In fall 2002 after Tom Paulin allegedly made anti-Israel comments to the Egyptian newspaper Al-Ahram, the English department withdrew an invitation to controversial poet’s just days before he was slated to speak at the lecture.

But Coetzee’s cancellation was not altogether unexpected; he has been extremely shy throughout his illustrious career, refusing to speak to the media despite his public acclaim.

In a March 3 article, Coetzee told The Age, an Australian newspaper, he has avoided the podium since lecturing at Princeton in 1998.

“They liberated me, I hope forever, from the unhappy role of lecturer. Since that day I have never given a lecture, unless what I am saying now turns into a lecture, which I am going to forestall by wringing its neck pretty promptly,” he told the newspaper.

Despite Coetzee’s reclusive reputation, Department Chair Lawrence Buell said he did not regret the choice.

“I had no trepidation whatsoever because Coetzee has friends in the department and had done previous stints of visiting here,” said Buell, who is also the Cabot Professor of American Literature and Marquand Professor of English.

“You have to go for excellent people. Although it is unfortunate that we won’t be able to have a Morris Gray this spring, sometimes cancellations happen,” Buell later added.

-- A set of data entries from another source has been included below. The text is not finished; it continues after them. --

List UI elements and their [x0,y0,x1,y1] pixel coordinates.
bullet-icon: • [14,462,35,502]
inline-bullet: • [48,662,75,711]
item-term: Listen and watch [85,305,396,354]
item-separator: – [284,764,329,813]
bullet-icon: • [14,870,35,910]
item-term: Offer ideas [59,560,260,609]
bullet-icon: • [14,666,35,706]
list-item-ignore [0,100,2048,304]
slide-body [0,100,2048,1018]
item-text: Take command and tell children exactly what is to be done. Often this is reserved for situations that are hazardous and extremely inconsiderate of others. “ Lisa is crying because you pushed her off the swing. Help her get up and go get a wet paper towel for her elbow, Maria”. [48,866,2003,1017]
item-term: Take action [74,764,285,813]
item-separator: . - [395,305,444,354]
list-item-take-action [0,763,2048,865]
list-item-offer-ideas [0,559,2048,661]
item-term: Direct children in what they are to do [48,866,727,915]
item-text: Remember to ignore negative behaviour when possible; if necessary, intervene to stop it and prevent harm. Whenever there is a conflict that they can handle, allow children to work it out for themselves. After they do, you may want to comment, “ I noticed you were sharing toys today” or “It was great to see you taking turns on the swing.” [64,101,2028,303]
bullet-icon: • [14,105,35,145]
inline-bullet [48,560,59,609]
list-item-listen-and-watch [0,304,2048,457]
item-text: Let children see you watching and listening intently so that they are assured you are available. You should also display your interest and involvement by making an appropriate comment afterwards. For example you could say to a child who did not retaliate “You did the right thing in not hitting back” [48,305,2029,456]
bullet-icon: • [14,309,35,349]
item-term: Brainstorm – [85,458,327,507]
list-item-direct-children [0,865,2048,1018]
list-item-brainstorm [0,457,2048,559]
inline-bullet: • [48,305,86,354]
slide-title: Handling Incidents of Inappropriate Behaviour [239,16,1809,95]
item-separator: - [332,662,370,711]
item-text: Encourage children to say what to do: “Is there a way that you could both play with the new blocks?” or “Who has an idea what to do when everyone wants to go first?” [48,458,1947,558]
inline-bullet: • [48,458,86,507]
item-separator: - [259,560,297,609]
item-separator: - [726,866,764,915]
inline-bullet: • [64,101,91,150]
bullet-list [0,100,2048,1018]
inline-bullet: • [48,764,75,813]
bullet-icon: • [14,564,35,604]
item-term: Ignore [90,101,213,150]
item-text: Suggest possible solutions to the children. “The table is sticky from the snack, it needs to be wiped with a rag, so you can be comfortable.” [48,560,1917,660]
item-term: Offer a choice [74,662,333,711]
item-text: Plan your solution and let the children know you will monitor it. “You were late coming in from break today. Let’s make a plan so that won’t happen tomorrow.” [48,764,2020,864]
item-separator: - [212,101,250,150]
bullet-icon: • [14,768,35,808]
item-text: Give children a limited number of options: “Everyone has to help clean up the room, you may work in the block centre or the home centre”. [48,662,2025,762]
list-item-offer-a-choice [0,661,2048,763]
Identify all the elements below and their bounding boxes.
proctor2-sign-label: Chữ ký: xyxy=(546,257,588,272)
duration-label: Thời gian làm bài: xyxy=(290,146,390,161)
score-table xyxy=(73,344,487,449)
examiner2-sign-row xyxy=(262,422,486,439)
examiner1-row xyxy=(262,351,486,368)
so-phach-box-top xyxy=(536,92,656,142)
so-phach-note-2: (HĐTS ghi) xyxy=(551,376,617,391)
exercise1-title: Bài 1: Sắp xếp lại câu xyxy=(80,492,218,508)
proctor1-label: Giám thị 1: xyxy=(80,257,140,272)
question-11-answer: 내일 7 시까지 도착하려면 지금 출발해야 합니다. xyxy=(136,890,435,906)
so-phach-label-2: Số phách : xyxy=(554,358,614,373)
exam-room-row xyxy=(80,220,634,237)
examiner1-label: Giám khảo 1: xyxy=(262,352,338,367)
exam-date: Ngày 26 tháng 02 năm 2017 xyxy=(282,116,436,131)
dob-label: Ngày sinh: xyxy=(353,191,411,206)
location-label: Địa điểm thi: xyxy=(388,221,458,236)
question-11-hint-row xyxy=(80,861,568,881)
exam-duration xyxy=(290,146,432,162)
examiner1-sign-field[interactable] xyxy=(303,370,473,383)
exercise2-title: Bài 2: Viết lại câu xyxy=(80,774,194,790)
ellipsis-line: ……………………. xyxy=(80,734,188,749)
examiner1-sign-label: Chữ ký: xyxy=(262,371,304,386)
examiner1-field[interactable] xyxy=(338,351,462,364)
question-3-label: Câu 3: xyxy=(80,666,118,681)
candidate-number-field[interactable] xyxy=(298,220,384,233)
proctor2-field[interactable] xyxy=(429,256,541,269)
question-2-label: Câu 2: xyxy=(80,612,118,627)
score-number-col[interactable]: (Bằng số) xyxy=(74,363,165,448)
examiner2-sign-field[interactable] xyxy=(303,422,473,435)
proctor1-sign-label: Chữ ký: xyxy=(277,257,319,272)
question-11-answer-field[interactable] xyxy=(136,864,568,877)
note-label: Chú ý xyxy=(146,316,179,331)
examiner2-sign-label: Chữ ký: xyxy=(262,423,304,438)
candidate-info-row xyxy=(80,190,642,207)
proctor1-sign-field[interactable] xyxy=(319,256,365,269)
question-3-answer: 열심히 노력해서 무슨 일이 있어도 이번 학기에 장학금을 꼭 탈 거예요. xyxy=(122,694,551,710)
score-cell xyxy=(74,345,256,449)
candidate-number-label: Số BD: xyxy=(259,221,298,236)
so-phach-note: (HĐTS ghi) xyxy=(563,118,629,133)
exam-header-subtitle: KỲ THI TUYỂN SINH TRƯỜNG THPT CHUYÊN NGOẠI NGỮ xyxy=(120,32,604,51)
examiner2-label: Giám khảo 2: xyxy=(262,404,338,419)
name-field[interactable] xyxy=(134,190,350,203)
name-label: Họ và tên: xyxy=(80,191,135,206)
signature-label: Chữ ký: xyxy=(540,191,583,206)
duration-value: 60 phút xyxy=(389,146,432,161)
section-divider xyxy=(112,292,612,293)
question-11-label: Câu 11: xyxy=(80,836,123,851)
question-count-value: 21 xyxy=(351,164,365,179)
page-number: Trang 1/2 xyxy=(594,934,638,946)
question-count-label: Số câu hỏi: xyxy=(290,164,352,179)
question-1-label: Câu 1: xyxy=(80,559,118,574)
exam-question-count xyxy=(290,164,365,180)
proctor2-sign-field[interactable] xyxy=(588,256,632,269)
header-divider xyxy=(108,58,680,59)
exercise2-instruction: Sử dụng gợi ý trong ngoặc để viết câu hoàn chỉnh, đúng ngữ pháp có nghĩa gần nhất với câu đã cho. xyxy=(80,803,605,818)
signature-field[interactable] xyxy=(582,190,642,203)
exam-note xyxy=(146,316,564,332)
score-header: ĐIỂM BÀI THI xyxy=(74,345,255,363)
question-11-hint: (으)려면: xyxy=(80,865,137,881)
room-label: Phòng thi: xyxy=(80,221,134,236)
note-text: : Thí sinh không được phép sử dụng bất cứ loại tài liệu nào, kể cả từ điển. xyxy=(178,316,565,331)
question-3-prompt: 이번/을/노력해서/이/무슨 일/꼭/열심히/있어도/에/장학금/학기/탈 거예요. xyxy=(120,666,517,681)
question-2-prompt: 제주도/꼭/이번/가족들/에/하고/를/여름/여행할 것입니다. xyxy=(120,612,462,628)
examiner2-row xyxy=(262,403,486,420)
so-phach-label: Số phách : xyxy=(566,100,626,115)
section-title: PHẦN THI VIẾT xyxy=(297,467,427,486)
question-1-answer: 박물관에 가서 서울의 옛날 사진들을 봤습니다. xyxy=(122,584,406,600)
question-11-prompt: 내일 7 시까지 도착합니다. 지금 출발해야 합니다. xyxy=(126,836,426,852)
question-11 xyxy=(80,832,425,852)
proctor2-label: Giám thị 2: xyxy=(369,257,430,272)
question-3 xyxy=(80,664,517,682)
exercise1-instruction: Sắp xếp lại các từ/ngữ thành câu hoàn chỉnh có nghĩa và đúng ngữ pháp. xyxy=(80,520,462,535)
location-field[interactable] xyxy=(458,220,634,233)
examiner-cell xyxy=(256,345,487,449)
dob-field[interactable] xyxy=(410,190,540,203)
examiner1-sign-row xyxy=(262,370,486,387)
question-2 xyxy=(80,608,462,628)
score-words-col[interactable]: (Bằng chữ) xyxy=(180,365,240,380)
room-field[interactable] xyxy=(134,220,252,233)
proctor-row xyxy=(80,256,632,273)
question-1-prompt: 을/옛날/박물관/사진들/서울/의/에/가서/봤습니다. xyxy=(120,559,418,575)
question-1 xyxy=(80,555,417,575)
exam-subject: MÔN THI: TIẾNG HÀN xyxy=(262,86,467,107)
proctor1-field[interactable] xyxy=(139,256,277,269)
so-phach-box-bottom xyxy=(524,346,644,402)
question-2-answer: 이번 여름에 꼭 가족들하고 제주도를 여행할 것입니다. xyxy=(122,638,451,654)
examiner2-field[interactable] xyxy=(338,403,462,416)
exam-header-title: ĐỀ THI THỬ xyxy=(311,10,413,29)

Briggs-Copeland Lecturer on English and American Literature and Language Douglas A. Powell, also a member of the Morris Gray selection committee, also said he did not hesitate to choose Coetzee. He said he does not feel that the selection committee needs to be more judicial in its choices for the lecture.

“I didn’t have any trepidation about choosing [Coetzee]. I don’t have any trepidation about choosing anybody for any reason. That includes Paulin. Artists are artists,” Powell said.

McDonald said that this spring’s lecture will not be rescheduled due to logistical concerns.

“It was already scheduled for very late in the semester, and the lecture is a very big lecture and we didn’t think we would have time to do a sufficient amount of publicity,” McDonald said.

Graham said Coetzee could be invited back to Harvard for future date.

Coetzee is a Distinguished Service Professor at the University of Chicago and is currently living in Australia serving as a research fellow at the University of Adelaide.

Coetzee is the first person who has been awarded the distinguished Booker prize twice, but did not publicly receive the award either time. He also did not grant reporters a customary news conference following the Nobel Prize ceremony in Stockholm in 2003.

“He is notoriously reclusive and very shy with explanation,” said Joshua Schonwald, a staff writer at the University of Chicago News Office. “After he won the Nobel Prize a pool of photographers were staking out his office just to get a shot of him.”

The Morris Gray Lecture has been given since 1929, and it has included such notable poets as T.S. Eliot ’12. It is currently given in both the fall and spring.